I work in IoT connectivity and edge AI, and the operational maturity point resonates the most. We see teams that can build impressive models but have no answer for: how do you push a model update to 500 devices in the field without bricking them? How do you roll back when the new model performs worse on a specific site's conditions? How do you even know it's performing worse when your observability pipeline depends on the same constrained bandwidth the model is competing with?
Fotenix's greenhouse example is a perfect illustration of a pattern we see across industrial edge deployments. The bandwidth constraint isn't just about cost -- in many industrial environments (factory floors, agricultural sites, remote infrastructure), connectivity is intermittent or shared with operational traffic that can't be interrupted. We've deployed IoT solutions where the cellular backhaul drops to 3G during peak hours, and your model telemetry has to compete with machine control signals for bandwidth.
Sam's point about deploying the wrong model to unreachable devices hits home. In industrial IoT, the 'unreachable device' problem scales fast.
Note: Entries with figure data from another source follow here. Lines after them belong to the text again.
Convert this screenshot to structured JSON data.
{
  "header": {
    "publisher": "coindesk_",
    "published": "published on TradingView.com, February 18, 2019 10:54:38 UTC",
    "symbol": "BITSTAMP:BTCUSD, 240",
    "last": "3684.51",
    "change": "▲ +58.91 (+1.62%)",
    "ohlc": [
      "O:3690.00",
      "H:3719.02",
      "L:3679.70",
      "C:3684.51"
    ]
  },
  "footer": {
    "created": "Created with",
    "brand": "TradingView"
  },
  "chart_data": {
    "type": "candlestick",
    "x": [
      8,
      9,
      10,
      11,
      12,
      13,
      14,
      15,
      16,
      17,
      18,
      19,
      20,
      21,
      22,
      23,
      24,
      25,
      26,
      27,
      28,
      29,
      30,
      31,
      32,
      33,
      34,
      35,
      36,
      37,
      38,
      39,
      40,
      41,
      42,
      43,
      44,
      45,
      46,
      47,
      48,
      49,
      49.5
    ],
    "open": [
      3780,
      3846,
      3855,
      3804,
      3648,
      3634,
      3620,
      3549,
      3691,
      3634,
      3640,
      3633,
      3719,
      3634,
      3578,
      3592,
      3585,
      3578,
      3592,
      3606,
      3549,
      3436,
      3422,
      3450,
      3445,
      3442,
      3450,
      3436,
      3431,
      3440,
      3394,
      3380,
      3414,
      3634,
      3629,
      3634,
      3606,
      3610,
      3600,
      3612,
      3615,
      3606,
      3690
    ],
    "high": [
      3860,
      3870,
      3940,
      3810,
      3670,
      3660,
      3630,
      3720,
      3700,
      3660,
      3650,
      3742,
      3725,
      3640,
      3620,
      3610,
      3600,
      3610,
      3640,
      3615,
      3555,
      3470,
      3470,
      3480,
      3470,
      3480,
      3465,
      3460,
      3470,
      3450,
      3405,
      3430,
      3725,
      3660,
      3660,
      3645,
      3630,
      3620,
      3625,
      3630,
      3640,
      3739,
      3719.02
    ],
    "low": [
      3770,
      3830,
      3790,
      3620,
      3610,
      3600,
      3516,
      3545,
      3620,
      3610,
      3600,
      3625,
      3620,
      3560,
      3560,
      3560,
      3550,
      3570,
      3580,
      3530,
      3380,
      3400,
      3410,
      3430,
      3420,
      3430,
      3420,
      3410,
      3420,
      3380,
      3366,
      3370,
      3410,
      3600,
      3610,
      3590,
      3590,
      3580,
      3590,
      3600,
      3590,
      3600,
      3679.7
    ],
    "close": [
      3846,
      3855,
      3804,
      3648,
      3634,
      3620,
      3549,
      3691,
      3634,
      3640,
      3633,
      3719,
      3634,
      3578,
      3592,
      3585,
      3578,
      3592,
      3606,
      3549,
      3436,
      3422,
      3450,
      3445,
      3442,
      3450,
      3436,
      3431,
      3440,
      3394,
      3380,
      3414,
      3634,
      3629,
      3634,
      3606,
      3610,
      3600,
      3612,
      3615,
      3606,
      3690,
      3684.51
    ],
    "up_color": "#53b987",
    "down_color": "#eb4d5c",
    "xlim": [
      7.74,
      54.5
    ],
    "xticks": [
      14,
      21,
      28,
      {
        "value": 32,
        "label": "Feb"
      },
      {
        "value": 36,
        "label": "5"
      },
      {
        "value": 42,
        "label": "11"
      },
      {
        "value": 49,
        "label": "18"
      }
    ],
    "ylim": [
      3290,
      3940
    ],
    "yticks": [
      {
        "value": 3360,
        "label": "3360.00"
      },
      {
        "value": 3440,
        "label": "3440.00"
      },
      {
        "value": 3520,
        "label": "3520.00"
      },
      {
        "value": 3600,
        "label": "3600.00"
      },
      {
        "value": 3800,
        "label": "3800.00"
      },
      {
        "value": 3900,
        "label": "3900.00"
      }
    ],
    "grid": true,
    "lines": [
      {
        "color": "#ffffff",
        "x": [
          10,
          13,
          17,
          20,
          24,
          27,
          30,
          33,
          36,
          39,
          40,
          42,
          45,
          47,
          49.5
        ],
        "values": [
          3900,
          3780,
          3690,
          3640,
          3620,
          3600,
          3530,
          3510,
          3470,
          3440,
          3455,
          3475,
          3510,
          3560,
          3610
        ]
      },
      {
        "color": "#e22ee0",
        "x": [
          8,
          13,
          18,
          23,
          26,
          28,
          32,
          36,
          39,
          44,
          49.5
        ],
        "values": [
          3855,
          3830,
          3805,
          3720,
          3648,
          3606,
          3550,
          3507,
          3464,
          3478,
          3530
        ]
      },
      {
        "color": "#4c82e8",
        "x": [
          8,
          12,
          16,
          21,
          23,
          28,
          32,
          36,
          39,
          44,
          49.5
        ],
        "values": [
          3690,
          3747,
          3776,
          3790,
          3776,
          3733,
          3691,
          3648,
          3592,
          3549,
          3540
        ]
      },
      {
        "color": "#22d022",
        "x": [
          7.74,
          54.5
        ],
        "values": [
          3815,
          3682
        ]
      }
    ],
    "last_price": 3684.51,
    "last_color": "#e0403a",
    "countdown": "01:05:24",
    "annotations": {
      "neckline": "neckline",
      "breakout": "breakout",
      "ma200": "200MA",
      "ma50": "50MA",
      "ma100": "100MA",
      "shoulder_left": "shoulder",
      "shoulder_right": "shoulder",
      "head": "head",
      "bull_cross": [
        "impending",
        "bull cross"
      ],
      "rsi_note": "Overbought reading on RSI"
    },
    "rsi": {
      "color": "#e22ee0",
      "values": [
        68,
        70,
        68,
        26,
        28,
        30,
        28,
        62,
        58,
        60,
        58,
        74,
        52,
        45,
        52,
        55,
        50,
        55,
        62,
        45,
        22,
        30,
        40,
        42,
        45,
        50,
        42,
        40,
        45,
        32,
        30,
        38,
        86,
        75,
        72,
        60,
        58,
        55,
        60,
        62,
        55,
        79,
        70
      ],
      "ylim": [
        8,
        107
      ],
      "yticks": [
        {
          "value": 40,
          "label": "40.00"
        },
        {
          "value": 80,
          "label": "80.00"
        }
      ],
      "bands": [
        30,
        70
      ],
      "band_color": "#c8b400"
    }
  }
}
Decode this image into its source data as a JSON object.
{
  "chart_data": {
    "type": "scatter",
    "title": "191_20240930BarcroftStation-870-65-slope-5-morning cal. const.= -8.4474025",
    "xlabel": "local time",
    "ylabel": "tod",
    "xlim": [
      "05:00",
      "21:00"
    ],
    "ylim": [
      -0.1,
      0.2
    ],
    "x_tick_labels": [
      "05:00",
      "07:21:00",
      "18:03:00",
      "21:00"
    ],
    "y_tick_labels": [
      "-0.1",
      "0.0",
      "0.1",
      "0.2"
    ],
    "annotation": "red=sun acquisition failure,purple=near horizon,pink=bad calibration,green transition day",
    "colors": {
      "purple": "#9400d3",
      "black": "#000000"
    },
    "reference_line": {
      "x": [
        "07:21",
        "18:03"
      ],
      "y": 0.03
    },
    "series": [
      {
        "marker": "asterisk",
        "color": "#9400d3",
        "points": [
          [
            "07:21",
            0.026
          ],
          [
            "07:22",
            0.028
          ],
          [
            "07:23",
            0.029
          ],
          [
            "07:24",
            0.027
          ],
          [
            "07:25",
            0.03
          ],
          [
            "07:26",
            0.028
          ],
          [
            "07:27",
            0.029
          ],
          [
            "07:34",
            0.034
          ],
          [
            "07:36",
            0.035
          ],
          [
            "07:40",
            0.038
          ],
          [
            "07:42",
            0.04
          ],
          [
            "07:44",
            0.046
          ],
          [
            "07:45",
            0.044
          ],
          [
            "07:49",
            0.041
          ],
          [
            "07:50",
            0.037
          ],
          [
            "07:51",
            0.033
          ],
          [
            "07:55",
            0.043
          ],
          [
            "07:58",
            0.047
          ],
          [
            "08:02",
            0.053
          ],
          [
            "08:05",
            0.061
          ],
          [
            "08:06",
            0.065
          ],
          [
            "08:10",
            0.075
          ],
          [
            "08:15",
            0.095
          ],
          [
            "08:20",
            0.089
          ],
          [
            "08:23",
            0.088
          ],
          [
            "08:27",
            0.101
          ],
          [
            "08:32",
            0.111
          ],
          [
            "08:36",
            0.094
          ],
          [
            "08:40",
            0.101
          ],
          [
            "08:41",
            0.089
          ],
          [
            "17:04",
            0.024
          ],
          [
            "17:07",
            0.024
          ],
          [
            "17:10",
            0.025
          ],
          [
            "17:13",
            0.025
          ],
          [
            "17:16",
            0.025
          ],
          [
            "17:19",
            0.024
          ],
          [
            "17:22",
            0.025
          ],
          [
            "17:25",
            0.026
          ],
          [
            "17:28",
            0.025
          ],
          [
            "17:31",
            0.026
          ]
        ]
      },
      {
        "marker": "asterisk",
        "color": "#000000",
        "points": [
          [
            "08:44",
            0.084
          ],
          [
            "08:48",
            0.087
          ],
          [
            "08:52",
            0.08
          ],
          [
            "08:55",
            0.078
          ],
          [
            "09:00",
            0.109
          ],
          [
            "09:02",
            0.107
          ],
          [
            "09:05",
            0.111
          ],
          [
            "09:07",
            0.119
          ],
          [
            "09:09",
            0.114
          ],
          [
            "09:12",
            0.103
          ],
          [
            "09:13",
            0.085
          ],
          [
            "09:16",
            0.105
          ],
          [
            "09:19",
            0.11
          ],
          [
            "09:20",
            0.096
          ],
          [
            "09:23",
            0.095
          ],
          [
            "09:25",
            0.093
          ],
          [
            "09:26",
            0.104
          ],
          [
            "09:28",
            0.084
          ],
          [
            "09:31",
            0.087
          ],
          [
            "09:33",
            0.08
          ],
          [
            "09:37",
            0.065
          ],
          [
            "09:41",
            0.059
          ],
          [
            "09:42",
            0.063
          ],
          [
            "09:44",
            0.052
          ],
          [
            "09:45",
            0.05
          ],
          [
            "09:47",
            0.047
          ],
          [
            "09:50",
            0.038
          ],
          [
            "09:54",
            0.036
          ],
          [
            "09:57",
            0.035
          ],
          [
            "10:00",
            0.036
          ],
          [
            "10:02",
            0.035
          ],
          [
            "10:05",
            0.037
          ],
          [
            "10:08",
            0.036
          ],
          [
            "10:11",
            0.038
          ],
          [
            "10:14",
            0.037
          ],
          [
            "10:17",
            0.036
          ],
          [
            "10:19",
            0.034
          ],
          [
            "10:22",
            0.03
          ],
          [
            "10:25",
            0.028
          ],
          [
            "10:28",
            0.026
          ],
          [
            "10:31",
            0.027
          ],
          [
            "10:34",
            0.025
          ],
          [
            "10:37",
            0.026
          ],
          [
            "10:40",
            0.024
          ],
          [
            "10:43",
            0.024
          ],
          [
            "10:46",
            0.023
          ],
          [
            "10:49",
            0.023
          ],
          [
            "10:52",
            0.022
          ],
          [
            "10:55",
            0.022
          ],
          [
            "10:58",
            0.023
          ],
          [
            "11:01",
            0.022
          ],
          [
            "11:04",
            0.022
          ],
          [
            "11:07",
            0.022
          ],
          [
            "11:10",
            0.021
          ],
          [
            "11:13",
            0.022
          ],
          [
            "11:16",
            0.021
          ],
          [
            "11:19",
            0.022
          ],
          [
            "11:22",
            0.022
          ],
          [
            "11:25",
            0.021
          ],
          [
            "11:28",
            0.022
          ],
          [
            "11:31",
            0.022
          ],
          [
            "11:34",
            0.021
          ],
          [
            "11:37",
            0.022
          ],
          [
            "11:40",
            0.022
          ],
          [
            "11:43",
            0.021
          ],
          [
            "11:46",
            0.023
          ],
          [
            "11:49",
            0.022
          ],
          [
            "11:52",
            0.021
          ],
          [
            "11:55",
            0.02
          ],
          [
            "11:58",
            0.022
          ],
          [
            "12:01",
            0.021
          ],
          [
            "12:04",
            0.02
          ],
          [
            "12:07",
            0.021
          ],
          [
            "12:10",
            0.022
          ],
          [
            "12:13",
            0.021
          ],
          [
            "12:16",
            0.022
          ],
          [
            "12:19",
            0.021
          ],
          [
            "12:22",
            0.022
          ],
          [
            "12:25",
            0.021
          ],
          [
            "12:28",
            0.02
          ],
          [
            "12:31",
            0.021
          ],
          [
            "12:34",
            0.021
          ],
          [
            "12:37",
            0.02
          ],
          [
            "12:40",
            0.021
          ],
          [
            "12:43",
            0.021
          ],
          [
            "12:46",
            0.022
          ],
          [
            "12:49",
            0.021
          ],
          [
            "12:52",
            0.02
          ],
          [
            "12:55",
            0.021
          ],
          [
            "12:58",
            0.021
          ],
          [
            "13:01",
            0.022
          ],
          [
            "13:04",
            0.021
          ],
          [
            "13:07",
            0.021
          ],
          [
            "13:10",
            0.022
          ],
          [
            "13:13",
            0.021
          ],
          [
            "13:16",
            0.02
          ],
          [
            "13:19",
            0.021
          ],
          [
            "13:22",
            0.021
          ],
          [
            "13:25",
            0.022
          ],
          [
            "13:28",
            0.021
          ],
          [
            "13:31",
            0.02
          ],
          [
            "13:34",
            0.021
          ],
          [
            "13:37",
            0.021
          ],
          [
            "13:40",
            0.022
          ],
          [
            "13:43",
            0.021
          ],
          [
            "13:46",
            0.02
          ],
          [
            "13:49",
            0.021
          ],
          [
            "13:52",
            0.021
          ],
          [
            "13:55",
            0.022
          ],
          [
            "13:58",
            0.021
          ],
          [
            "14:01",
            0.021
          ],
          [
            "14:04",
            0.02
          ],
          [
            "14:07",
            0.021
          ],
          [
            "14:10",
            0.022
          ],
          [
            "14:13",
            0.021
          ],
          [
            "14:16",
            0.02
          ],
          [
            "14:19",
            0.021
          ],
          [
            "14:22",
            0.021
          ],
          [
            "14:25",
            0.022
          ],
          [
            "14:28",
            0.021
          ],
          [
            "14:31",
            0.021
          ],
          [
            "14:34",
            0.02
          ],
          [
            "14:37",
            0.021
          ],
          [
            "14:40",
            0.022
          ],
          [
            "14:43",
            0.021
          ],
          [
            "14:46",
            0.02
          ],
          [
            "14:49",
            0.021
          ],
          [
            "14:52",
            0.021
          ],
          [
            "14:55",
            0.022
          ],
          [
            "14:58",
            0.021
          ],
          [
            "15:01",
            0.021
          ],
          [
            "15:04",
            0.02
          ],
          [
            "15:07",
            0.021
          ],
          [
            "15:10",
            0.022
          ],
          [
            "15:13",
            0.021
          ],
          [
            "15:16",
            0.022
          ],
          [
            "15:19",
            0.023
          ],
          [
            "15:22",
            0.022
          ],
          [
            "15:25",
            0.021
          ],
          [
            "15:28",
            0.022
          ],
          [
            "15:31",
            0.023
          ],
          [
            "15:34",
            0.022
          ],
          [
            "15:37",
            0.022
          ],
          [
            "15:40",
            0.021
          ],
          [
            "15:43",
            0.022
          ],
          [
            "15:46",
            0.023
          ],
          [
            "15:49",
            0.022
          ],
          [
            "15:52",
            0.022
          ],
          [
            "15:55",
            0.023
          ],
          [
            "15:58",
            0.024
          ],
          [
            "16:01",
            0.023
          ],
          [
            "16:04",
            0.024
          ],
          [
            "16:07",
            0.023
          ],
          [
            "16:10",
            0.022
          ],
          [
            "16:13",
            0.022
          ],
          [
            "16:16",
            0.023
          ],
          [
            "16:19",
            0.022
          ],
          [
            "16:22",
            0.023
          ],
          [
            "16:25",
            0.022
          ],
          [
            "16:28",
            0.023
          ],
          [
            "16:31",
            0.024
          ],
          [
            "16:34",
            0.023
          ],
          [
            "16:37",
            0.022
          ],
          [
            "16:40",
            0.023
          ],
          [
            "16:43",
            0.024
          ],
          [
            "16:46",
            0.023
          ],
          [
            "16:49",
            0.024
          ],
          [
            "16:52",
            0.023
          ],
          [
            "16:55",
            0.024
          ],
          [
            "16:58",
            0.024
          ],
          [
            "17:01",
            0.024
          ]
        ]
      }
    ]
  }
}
When you have edge inference running on gateways across 200 customer sites with different network configurations, carrier environments, and physical access constraints, your OTA update infrastructure becomes as important as your model architecture. eSIM and carrier-agnostic connectivity help here -- you can't afford to be locked to one carrier when your devices are deployed across geographies with different coverage profiles.
Isabella's observation that 'portability of models does not mean portability of performance' extends beyond hardware to the full operational context. The same model running on the same chip performs differently when the factory is humid, when ambient temperature shifts thermal throttling thresholds, or when RF interference from nearby equipment degrades sensor input quality. Edge MLOps has to account for environmental variance that cloud deployments never face.
The one dimension I'd add to your takeaways: connectivity architecture deserves the same design-time attention as model architecture. Deciding how your edge device communicates -- cellular vs WiFi vs LoRa, which protocol stack, what QoS for model updates vs telemetry vs alerts -- shapes everything downstream. Get it wrong early and you're rebuilding your fleet management stack six months in.